Weakly Supervised Object Detection in Chest X-Rays With Differentiable ROI Proposal Networks and Soft ROI Pooling 利用可区分的 ROI 建议网络和软 ROI 池，实现胸部 X 光片中的弱监督对象检测。

IEEE transactions on medical imaging

Pub Date : 2024-07-29 DOI: 10.1109/TMI.2024.3435015

Philip Müller;Felix Meissen;Georgios Kaissis;Daniel Rueckert

Weakly supervised object detection (WSup-OD) increases the usefulness and interpretability of image classification algorithms without requiring additional supervision. The successes of multiple instance learning in this task for natural images, however, do not translate well to medical images due to the very different characteristics of their objects (i.e. pathologies). In this work, we propose Weakly Supervised ROI Proposal Networks (WSRPN), a new method for generating bounding box proposals on the fly using a specialized region of interest-attention (ROI-attention) module. WSRPN integrates well with classic backbone-head classification algorithms and is end-to-end trainable with only image-label supervision. We experimentally demonstrate that our new method outperforms existing methods in the challenging task of disease localization in chest X-ray images. Code: https://github.com/philip-mueller/wsrpn.
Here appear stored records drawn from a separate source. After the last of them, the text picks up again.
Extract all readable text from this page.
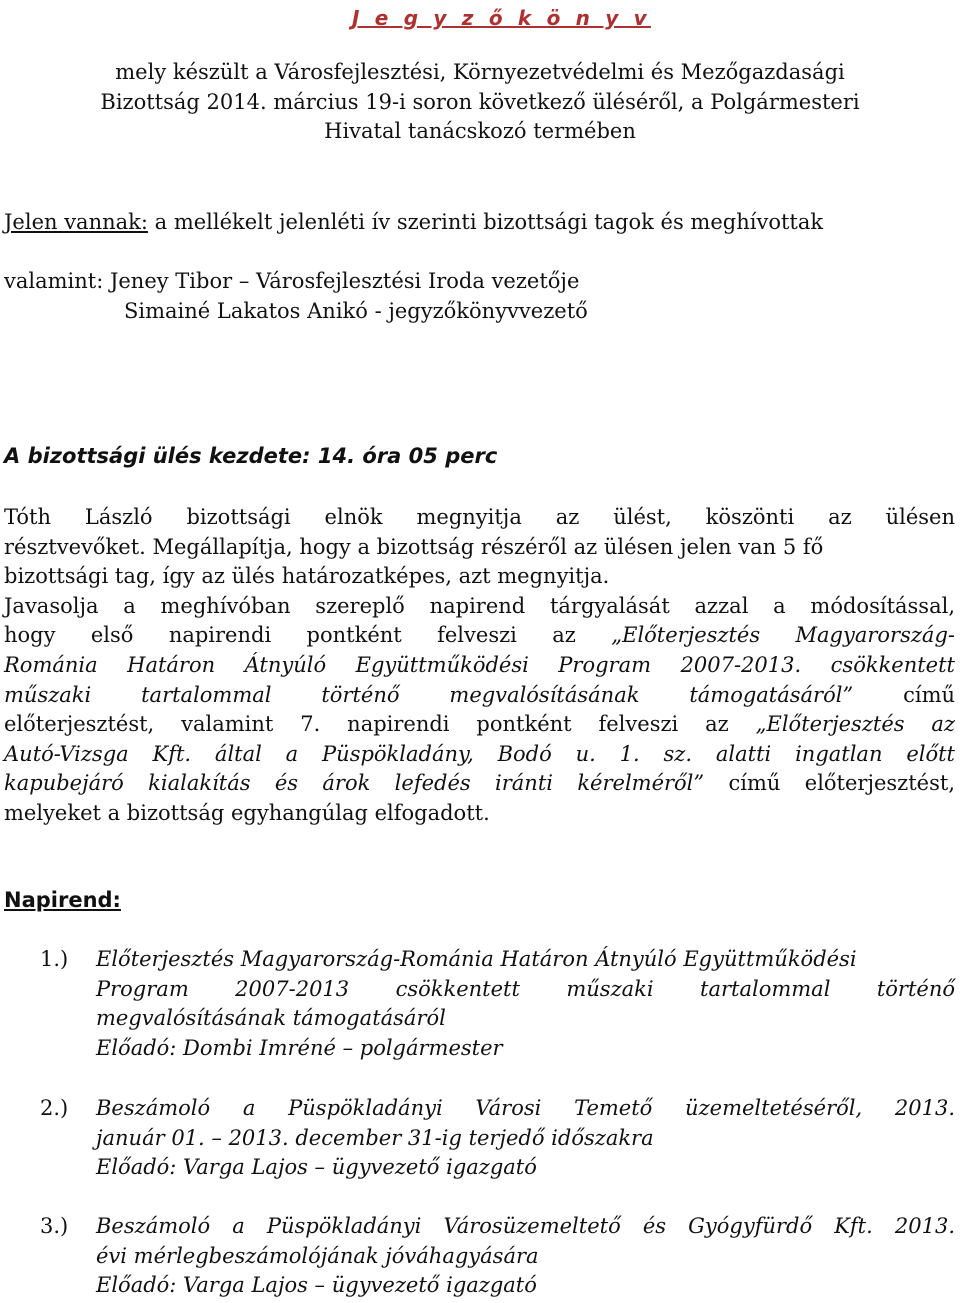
J e g y z ő k ö n y v
mely készült a Városfejlesztési, Környezetvédelmi és Mezőgazdasági
Bizottság 2014. március 19-i soron következő üléséről, a Polgármesteri
Hivatal tanácskozó termében
Jelen vannak: a mellékelt jelenléti ív szerinti bizottsági tagok és meghívottak
valamint: Jeney Tibor – Városfejlesztési Iroda vezetője
Simainé Lakatos Anikó - jegyzőkönyvvezető
A bizottsági ülés kezdete: 14. óra 05 perc
Tóth László bizottsági elnök megnyitja az ülést, köszönti az ülésen
résztvevőket. Megállapítja, hogy a bizottság részéről az ülésen jelen van 5 fő
bizottsági tag, így az ülés határozatképes, azt megnyitja.
Javasolja a meghívóban szereplő napirend tárgyalását azzal a módosítással,
hogy első napirendi pontként felveszi az „Előterjesztés Magyarország-
Románia Határon Átnyúló Együttműködési Program 2007-2013. csökkentett
műszaki tartalommal történő megvalósításának támogatásáról” című
előterjesztést, valamint 7. napirendi pontként felveszi az „Előterjesztés az
Autó-Vizsga Kft. által a Püspökladány, Bodó u. 1. sz. alatti ingatlan előtt
kapubejáró kialakítás és árok lefedés iránti kérelméről” című előterjesztést,
melyeket a bizottság egyhangúlag elfogadott.
Napirend:
1.)	Előterjesztés Magyarország-Románia Határon Átnyúló Együttműködési
Program 2007-2013 csökkentett műszaki tartalommal történő
megvalósításának támogatásáról
Előadó: Dombi Imréné – polgármester
2.)	Beszámoló a Püspökladányi Városi Temető üzemeltetéséről, 2013.
január 01. – 2013. december 31-ig terjedő időszakra
Előadó: Varga Lajos – ügyvezető igazgató
3.)	Beszámoló a Püspökladányi Városüzemeltető és Gyógyfürdő Kft. 2013.
évi mérlegbeszámolójának jóváhagyására
Előadó: Varga Lajos – ügyvezető igazgató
弱监督对象检测（WSup-OD）无需额外监督即可提高图像分类算法的实用性和可解释性。然而，由于对象（即病理）的特征截然不同，多实例学习在自然图像任务中取得的成功并不能很好地应用于医学图像。在这项工作中，我们提出了弱监督 ROI 建议网络（WSRPN），这是一种利用专门的兴趣区域关注（ROI-attention）模块即时生成边界框建议的新方法。WSRPN 与经典的骨干头分类算法集成良好，只需图像标签监督即可进行端到端的训练。我们通过实验证明，在胸部 X 光图像疾病定位这一具有挑战性的任务中，我们的新方法优于现有方法。代码：https://anonymous.4open.science/r/WSRPN-DCA1。

引用次数: 0

Prototype Learning Guided Hybrid Network for Breast Tumor Segmentation in DCE-MRI 用于 DCE-MRI 中乳腺肿瘤分割的原型学习引导混合网络。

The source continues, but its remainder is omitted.